Книга Варшава в 1794 году (сборник) - Юзеф Игнаций Крашевский
Шрифт:
Интервал:
Закладка:
– Бог, – сказал я, – это правда, но люди, что Его не знают, что в неё не верят, запретят нам или очернят. Значит, нужно расстаться.
– Могла ли я поступить иначе! – воскликнула она. – Отравить последний час бедной матери. Её ребёнком я была раньше, прежде чем… моё сердце было тронуто… прежде чем – сегодня могу это поведать, – чем вас полюбила. Любовь есть вещью святой. Жестокой и эгоистичной быть не может, я стала бы дикой… Кто запретит думать друг о друге, судьба, может, позволит увидеть вас ещё.
Помолчав немного, она начала живо и горячо:
– О! Вы знаете, я должна была заранее обдумать всю свою будущность. Этот человек меня любит, но он никогда не изменится, не будет кем-нибудь иным, как есть, я могу многое забыть, даже должна, и спустя годы, может, спустя много лет, стану такой, как он… чтобы быть ему равной. Займусь тем, при чём ум не нужен, книжки в печь брошу, кроме благочестивых, буду женой ремесленника… забуду… всё забуду…
– И обо мне… – шепнул я.
– Нет, – сказала она, – не забуду о вас, только как можно меньше буду думать, потому что я убеждена… это смешно, что мысль пробуждает родственную другую, что тоска на сто миль вызывает тоску… что, думая о вас, я заставила бы вас думать обо мне, а вам это не нужно.
Она хотела встать, я задержал её.
Не могу, не умею, не годится вам описывать наш разговор. Есть слова, которые, остывшие, выдаются смешными, как остывшая еда становится невкусной – полагаю, что этот наш прерывистый вечерний разговор на лавке в Саксонском саду, если бы я его вспомнил, если бы повторил, стал бы для вас ужасным, детским, странным, непонятным…
Мы встали и несколько раз прощались, она задерживала или я, и мы снова садились; и сделалось темно, когда, наконец, она подала мне руку, не желая, чтобы я её провожал, но сама требуя пройтись со мной до домика Карася.

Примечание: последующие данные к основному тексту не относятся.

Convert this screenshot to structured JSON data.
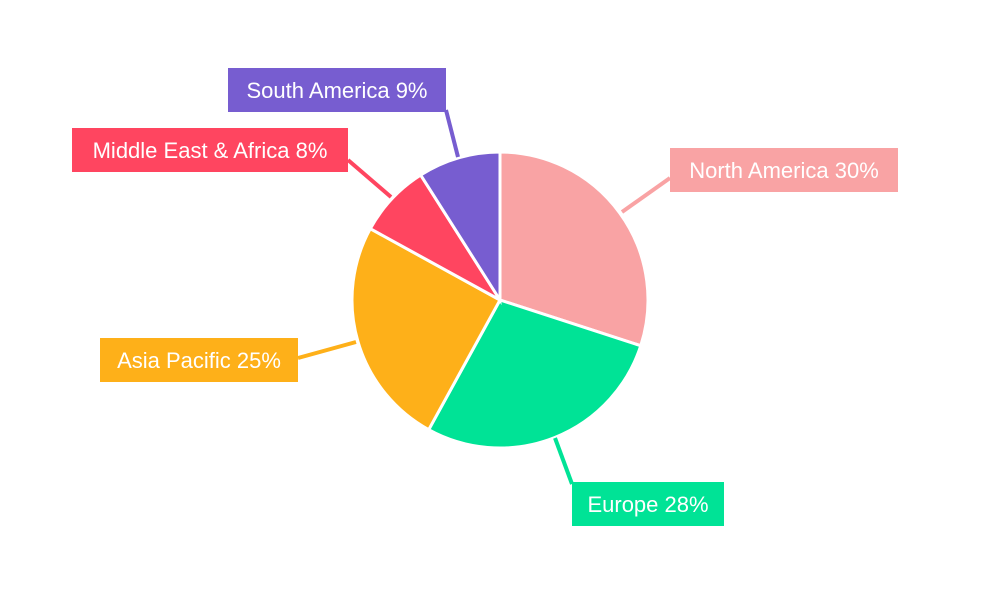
{
  "chart_data": {
    "type": "pie",
    "start_angle": "top",
    "direction": "clockwise",
    "slices": [
      {
        "label": "North America",
        "value": 30,
        "text": "North America 30%",
        "color": "#F9A3A4"
      },
      {
        "label": "Europe",
        "value": 28,
        "text": "Europe 28%",
        "color": "#00E396"
      },
      {
        "label": "Asia Pacific",
        "value": 25,
        "text": "Asia Pacific 25%",
        "color": "#FEB019"
      },
      {
        "label": "Middle East & Africa",
        "value": 8,
        "text": "Middle East & Africa 8%",
        "color": "#FF4560"
      },
      {
        "label": "South America",
        "value": 9,
        "text": "South America 9%",
        "color": "#775DD0"
      }
    ]
  }
}
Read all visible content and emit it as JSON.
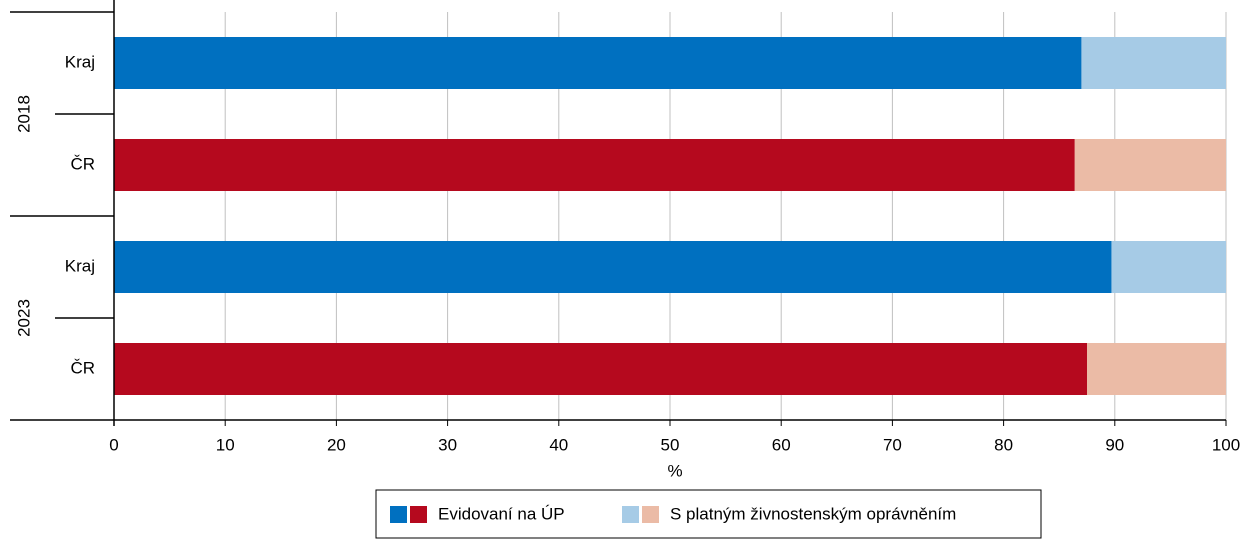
{
  "chart_data": {
    "type": "stacked_barh",
    "groups": [
      "2018",
      "2023"
    ],
    "categories": [
      "Kraj",
      "ČR",
      "Kraj",
      "ČR"
    ],
    "series": [
      {
        "name": "Evidovaní na ÚP",
        "colors": [
          "#0070c0",
          "#b5091e",
          "#0070c0",
          "#b5091e"
        ],
        "values": [
          87,
          86.4,
          89.7,
          87.5
        ]
      },
      {
        "name": "S platným živnostenským oprávněním",
        "colors": [
          "#a6cbe6",
          "#ebbba6",
          "#a6cbe6",
          "#ebbba6"
        ],
        "values": [
          13,
          13.6,
          10.3,
          12.5
        ]
      }
    ],
    "xlabel": "%",
    "xlim": [
      0,
      100
    ],
    "xticks": [
      0,
      10,
      20,
      30,
      40,
      50,
      60,
      70,
      80,
      90,
      100
    ],
    "grid": true
  }
}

В этом последнем часе жизни мы поведали друг другу больше, чем за весь этот год. Исповедуясь друг перед другом, нам было спешно, мы как бы предчувствовали, что больше никогда не увидимся. Юта потребовала от меня, чтобы я её не искал.
– Давай оставим будущее судьбе, не будем сами ничего делать, – проговорила она, – сдадимся предназначению – пусть оно решает.
В этих словах была ещё тень надежды, я схватил её руку и целовал её, не в состоянии оторвать уст, она слегка приложила холодные губы к моему лбу и убежала.
Несомненно, от ослабления и прогулки я чувствовал, что теряю сознание, так как сторож нашёл меня упавшим на брусчатку в калитке и бессознательным. С помощью медика меня отнесли на верх.
* * *
После этих дней триумфа и веселья нам уже предстояло быть свидетелями самого страшного упадка и унижения, которые показались нам во сто крат более суровыми после отдыха и свободы. Варшава ещё радовалась и оглашалась патриотичными песнями, когда уже над ней собиралась гроза. Не глазам всех она была видимой, для большей части скрытой; более быстрые умы предвидели, однако, поражения, какие нам угрожали.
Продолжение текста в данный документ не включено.